Muriel Spark's biography and critical study of Emily Bronte has been on my bookshelf for many years. Time for a re-read.

Saturday 16 January 2010

Her Fearful Symmetry

As a mother of teenage twins I get a bit fed up with the cliche of 'weird twins' in contemporary fiction, but Audrey Niffenegger's portrayal of mirror-image twins Valentina and Julia in Her Fearful Symmetry is sensitive and they are naive rather than freakish. The novel started off well. Set in Highgate Cemetery in London, there are lots of interesting details, for example the holly bushes in the cemetery which have sprouted from funeral wreaths left by the Victorians.

Valentina and Julia inherit a flat close to the cemetery which is haunted by Julia, the woman they believe to be their aunt. In the flat below lives Robert, Elspeth's former lover who is writing a dissertation on the cemetery and takes guided tours. In the flat above lives Martin, a man tormented by OCD who spends his time bleaching his floors and blanking out his windows. For me, Martin and his absent wife Marijke, are by far the most interesting and likeable characters in the novel.

The novel is cleverly plotted with a theme of twinning and symmetry. The history of Highgate is well-researched without being too research-y and I liked all the hip London references - Philip Treacy, The Sex Pistols, Prada and Liberty. Yet there was something missing from this novel for me. A good novel but not a great novel.

I enjoyed Book Snob's account of an evening with Audrey Niffenegger.

Sunday 10 January 2010

Heathcliff

For some years I have been perfectly my own mistress, subject to no control whatever; so far from it, that my sisters, who are many years older than myself, and even my own dear mother used to consult me on every occasion of importance...
It could be a quote from the fiercely independent Jane Eyre, but actually it's an extract from Maria Branwell's letter to Patrick Bronte. I'm deeply absorbed in The Life of Charlotte Bronte and intrigued by Charlotte's mother, Maria Branwell. Extracts from the letters she wrote to Patrick Bronte during the time of their engagement suggest a warm, intelligent woman, fond of reading and domesticity - she even makes her own wedding cake. Born and raised in Penzance, Cornwall, she is dismayed when her books, clothes and other belongings are conveyed by water to her new home and lost in a shipwreck. What a loss her early death must have been to her six children.
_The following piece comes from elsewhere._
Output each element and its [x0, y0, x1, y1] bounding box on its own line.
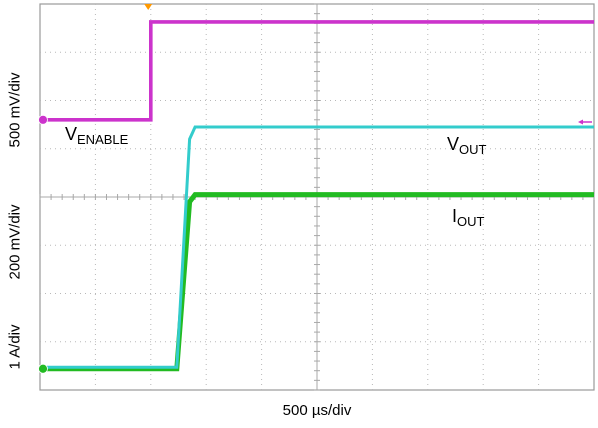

What do you think of Ruben Toledo's illustration of Heathcliff? I suspect you will either love it or hate it!

Sunday 3 January 2010

More Bronte

I don't read a great deal of non-fiction but I'm interested in all things Victorian at the moment and I need to read Elizabeth Gaskell's biography of Charlotte Bronte. Presumably this is the definitive biography as Elizabeth Gaskell was a friend and contemporary of Charlotte Bronte. I'd be interested in any other Bronte biography recommendations.

With my Christmas book token (thanks Rob!) I couldn't resist the new Penguin Classics Deluxe Edition of Wuthering Heights with its fabulous Ruben Toledo cover.

By the way, Jane Eyre is currently featured on girlebooks.